Article excerpt. Philip Zimbardo. Professor Emeritus of Psychology at Stanford University; Author, The Lucifer Effect: Understanding How Good People Turn Evil
A powerful influence on our every decision that can lead to significant action outcomes is something that most of us are both totally unaware of and at the same time is the most obvious psychological concept imaginable.
Which is our sense of psychological time, more specifically, the way our decisions are framed by the time zones that we have learned to prefer and tend to overuse.
We all live in multiple time zones, learned from childhood, shaped by education, culture, social class, and experiences with economic and family stability-instability.
For most of us, we develop a biased temporal orientation that favors one time frame over others, becoming excessively oriented to past, present, or the future.
Thus, at decision time for major or minor judgments, some of us are totally influenced by factors in the immediate situation: The stimulus qualities, what others are doing, saying, urging, and one’s biological urges.
Others facing the same decision matrix ignore all those present qualities by focusing instead on the past, the similarities between current and prior settings, remembering what was done and its effects.
Finally, a third set of decision makers ignores the present and the past by focusing primarily on the future consequences of current actions, calculating costs vs. gains.
To complicate matters, there are sub domains of each of these primary time zones.
Some past-oriented people tend to focus on negatives in their earlier experiences, regret, failure, abuse, trauma, while others are primarily past positive, focusing instead on the good old days, nostalgia, gratitude, and successes.
There are two ways to be present-oriented, to live in present- hedonistic domain of seeking pleasure and novelty, and sensation seeking versus being present-fatalistic, living in a default present by believing nothing one does can make any changes in one’s future life.
Future-oriented people are goal setters, plan strategies, tend to be successful, but another future focus is on the transcendental future?life begins after the death of the mortal body.
The Zimbardo Time Perspective Inventory, or ZTPI correlates scores on these time dimensions with a host of other psychological traits and behaviors.
Time Perspective has a major impact across a vast domain of human nature.
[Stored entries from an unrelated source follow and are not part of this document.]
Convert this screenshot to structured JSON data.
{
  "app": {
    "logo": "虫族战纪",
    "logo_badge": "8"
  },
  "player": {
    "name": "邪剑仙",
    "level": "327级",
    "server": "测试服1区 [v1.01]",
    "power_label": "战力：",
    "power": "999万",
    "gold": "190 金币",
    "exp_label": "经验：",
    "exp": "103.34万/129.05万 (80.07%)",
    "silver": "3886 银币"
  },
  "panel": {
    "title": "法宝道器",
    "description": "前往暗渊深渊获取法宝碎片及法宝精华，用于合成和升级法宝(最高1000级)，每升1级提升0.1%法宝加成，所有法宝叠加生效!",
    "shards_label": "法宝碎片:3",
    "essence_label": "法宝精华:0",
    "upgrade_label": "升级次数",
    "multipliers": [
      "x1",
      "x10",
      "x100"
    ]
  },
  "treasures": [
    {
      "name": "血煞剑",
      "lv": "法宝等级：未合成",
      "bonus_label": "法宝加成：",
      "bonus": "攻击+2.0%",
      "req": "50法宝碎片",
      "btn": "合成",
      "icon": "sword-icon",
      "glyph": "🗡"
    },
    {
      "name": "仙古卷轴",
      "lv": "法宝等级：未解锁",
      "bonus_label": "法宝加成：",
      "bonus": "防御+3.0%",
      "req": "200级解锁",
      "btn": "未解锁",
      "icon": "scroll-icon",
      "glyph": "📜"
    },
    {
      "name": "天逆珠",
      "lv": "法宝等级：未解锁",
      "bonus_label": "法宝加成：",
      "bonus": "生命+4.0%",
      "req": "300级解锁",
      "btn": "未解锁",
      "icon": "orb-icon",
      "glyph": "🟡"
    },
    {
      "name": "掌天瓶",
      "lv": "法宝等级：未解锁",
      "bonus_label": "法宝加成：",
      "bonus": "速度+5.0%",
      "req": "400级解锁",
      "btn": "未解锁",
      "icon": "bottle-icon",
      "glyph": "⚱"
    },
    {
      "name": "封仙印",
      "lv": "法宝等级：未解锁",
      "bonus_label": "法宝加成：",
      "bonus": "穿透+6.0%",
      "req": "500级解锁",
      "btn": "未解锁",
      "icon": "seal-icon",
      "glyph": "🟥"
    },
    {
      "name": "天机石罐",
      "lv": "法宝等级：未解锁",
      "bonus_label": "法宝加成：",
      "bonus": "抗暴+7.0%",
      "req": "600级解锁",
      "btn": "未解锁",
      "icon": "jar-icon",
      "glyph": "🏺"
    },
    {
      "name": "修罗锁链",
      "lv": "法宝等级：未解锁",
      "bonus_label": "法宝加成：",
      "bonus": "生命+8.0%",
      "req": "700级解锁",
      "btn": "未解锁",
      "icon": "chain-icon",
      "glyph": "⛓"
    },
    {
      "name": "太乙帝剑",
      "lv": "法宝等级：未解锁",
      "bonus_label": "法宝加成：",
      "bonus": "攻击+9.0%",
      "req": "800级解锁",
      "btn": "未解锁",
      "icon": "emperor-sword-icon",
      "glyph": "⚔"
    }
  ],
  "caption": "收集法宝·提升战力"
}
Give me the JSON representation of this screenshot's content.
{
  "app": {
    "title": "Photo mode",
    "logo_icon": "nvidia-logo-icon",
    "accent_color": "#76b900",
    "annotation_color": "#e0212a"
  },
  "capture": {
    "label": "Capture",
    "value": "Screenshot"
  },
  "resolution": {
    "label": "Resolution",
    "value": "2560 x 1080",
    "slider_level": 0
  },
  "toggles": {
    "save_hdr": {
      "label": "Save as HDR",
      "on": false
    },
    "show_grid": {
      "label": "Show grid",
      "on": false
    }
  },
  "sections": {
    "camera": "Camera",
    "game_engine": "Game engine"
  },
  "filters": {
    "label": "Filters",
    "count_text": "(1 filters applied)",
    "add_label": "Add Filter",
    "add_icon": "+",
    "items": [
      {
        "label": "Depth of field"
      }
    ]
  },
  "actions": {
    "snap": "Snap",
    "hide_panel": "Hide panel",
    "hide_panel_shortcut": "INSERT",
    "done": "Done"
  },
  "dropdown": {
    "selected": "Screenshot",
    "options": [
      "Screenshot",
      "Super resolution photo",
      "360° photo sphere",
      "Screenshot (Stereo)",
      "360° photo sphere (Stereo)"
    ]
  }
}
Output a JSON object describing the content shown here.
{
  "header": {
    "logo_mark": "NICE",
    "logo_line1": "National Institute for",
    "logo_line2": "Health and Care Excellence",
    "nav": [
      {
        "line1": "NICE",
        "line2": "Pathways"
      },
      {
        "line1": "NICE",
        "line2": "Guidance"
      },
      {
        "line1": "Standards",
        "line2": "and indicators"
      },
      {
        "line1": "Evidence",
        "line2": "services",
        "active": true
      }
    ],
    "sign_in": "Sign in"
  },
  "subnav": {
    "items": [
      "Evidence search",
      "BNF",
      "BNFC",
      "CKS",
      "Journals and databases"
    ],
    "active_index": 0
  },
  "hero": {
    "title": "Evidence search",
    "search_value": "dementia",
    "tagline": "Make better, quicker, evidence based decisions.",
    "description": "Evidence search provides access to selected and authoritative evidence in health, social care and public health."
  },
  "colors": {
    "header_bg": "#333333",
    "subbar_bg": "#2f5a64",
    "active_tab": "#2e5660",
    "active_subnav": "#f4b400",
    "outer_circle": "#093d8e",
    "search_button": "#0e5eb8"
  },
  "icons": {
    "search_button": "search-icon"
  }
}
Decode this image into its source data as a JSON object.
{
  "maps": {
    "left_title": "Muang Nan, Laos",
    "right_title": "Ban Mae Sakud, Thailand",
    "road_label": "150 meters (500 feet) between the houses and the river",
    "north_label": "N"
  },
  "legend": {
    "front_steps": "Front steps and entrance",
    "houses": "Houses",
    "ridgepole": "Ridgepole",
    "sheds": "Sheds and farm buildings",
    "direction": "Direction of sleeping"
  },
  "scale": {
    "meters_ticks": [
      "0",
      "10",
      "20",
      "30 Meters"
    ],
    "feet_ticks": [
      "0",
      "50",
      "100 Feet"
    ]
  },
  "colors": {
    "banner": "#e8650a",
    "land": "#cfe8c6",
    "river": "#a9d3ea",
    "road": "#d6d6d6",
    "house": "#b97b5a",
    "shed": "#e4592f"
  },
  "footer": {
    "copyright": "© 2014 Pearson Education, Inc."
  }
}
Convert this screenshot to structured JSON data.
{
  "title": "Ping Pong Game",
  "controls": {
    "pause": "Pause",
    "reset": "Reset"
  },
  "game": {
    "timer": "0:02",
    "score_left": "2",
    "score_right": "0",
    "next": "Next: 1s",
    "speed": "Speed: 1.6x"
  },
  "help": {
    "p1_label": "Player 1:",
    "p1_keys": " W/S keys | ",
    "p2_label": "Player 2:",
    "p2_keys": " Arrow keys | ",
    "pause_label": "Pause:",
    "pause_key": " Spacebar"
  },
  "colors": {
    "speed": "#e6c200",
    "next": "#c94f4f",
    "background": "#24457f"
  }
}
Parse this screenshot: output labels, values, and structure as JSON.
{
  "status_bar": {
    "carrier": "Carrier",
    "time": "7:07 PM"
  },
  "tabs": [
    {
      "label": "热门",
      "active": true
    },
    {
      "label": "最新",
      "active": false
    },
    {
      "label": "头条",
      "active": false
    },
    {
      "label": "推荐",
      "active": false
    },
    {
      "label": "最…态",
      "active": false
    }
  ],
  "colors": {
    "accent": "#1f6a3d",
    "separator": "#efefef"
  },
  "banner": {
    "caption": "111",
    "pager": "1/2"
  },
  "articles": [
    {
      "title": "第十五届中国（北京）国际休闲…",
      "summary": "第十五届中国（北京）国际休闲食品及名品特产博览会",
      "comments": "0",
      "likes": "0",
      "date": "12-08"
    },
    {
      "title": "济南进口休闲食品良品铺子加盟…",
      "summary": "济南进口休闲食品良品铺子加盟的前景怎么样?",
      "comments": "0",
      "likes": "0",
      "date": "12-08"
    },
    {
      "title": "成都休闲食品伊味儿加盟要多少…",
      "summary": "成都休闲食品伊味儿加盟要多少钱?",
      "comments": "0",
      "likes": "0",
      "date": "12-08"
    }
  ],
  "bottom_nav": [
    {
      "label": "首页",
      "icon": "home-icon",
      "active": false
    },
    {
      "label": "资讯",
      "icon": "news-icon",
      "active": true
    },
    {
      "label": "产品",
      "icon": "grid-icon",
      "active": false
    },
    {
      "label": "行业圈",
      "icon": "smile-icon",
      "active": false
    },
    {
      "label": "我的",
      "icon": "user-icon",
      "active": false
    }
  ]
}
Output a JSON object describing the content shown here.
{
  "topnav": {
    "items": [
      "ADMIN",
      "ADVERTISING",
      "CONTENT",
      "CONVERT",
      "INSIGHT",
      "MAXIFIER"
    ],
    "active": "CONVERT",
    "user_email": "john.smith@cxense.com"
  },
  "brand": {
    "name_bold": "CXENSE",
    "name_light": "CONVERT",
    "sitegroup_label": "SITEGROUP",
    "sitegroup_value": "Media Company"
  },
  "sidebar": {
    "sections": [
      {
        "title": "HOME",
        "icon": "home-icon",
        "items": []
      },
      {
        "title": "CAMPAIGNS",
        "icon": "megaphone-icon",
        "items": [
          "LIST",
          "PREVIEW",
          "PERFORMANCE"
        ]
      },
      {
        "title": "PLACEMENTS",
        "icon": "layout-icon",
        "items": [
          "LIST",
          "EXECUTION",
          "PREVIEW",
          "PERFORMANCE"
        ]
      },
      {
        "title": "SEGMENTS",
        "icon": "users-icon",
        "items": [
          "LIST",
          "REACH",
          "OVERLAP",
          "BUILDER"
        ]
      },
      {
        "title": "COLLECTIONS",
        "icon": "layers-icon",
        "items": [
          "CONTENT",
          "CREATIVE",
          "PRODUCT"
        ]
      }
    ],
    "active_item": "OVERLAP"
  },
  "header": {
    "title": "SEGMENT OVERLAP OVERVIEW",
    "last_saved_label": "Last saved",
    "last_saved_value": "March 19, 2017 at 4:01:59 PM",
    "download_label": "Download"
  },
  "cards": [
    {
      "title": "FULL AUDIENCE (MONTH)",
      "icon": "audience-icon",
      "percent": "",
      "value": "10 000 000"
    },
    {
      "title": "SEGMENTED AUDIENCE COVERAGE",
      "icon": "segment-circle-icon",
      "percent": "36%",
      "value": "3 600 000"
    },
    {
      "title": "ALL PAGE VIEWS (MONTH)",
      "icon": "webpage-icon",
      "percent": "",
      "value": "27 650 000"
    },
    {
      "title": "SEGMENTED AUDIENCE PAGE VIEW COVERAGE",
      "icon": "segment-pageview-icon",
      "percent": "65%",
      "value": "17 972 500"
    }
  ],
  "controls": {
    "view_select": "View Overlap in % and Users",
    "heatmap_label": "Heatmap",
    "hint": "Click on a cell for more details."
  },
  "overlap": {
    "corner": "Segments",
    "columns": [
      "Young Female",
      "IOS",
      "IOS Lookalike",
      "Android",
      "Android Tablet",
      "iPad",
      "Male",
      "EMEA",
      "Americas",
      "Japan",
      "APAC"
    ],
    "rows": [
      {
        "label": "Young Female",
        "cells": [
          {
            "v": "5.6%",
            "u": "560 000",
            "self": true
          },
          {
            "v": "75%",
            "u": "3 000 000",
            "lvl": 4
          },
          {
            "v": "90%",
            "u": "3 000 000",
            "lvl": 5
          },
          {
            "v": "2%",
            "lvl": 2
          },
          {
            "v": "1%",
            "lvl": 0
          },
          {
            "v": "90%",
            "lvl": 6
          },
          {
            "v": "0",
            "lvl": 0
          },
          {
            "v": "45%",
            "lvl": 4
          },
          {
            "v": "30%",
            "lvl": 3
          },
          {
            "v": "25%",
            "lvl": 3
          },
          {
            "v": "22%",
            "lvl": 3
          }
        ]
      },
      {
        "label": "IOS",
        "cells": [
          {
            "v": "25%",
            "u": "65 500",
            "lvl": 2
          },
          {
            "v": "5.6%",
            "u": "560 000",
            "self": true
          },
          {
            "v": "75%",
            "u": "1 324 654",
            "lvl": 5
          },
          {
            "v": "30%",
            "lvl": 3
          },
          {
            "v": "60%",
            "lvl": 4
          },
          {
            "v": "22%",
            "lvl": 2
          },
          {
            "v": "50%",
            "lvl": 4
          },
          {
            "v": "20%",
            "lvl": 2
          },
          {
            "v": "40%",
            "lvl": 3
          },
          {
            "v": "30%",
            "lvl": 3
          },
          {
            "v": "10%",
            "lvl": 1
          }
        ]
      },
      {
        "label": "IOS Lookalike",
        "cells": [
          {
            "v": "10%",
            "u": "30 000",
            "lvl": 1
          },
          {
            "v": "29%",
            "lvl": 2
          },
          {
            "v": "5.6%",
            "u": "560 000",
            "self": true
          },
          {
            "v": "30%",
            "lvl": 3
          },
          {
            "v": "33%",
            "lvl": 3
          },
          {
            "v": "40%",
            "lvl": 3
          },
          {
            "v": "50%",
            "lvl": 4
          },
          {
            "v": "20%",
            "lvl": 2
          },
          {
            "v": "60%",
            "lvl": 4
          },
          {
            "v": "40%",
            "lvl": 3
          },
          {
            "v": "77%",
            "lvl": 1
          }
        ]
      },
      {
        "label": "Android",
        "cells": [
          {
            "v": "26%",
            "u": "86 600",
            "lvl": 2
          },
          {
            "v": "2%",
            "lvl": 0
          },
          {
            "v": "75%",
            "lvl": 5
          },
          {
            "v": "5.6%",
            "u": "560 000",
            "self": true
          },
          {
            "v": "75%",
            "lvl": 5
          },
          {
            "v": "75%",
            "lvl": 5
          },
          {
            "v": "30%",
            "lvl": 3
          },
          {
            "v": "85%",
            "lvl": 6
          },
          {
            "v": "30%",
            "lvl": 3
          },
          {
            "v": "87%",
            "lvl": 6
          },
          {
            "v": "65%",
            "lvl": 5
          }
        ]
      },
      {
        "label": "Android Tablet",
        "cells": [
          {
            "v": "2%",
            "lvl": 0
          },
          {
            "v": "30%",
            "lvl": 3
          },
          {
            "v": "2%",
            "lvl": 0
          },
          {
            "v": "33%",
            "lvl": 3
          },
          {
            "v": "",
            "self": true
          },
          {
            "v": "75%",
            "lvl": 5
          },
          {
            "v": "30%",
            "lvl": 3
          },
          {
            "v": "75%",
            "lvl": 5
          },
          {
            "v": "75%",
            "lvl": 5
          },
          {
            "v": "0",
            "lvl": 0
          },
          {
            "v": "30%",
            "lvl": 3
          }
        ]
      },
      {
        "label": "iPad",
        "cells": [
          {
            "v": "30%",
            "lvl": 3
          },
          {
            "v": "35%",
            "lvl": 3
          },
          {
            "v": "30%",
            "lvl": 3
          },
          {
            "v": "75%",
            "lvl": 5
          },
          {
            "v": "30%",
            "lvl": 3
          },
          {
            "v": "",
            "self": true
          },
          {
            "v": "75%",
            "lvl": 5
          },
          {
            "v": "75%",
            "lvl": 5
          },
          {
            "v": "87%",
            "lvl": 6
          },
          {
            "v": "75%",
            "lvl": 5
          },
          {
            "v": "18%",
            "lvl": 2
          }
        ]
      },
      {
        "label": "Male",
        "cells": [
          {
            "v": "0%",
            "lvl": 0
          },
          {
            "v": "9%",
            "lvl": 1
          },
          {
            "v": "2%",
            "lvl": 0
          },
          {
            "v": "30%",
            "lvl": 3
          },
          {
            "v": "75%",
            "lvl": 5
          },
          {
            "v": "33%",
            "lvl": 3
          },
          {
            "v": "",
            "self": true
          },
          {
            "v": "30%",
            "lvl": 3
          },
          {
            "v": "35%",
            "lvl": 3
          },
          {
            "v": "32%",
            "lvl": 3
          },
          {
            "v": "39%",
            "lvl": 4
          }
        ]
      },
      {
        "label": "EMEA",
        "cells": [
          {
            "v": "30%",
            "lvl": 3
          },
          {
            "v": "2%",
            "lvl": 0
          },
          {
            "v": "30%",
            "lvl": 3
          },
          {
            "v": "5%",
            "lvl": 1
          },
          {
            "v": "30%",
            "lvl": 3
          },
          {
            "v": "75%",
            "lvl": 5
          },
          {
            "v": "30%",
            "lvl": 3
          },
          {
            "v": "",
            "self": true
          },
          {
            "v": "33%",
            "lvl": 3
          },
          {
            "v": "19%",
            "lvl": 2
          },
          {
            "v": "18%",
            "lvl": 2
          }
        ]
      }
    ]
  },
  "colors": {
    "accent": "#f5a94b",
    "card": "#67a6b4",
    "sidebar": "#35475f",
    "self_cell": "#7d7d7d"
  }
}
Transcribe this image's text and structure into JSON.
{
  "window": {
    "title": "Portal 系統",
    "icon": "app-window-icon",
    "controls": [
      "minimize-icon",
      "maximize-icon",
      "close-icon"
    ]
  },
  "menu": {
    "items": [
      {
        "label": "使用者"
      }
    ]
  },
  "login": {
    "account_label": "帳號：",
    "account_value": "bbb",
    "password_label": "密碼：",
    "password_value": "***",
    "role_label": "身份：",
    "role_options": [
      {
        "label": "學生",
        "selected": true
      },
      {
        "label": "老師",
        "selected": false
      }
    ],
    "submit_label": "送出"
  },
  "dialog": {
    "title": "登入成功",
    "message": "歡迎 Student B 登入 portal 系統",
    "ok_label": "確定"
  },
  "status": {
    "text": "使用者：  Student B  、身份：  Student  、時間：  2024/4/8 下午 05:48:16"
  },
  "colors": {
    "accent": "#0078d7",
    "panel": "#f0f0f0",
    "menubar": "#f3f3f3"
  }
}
In fact, some of the relationships uncovered reveal correlation coefficients much greater than ever seen in traditional personality assessment.
For example, Future orientation correlates .70 with the trait of conscientiousness, which in turn predicts to longevity. Present Hedonism correlates .70 with sensation seeking and novelty seeking. Those high on Past Negative are most likely to be high on measures of anxiety, depression and anger, with correlations as robust as .75. Similarly substantial correlations are uncovered between Present Fatalism and these measures of personal distress. Beyond mere correlations of scale measures, the ZTPI scales predict to a wide range of behaviors: Course grades, risk taking, alcohol, drug use and abuse, environmental conservation, medical checkups, creativity, problem solving, and much more.
Finally, one of the most surprising discoveries is the application of Time Perspective theory to time therapy in curing PTSD in Veterans, as well as in sexually abused women or civilians suffering from motor vehicle fatality experiences. Dr. Richard Sword and Rosemary Sword have been treating with remarkably positive outcomes a number of veterans from all US recent wars and also civilian clients. The core of the treatment replaces the Past Negative and Present Fatalistic biased time zones common to those suffering from PTSD with a balanced time perspective that highlights the critical role of the hope-filled future, adds in some selected present hedonism, and introduces memories of a Past Positive nature.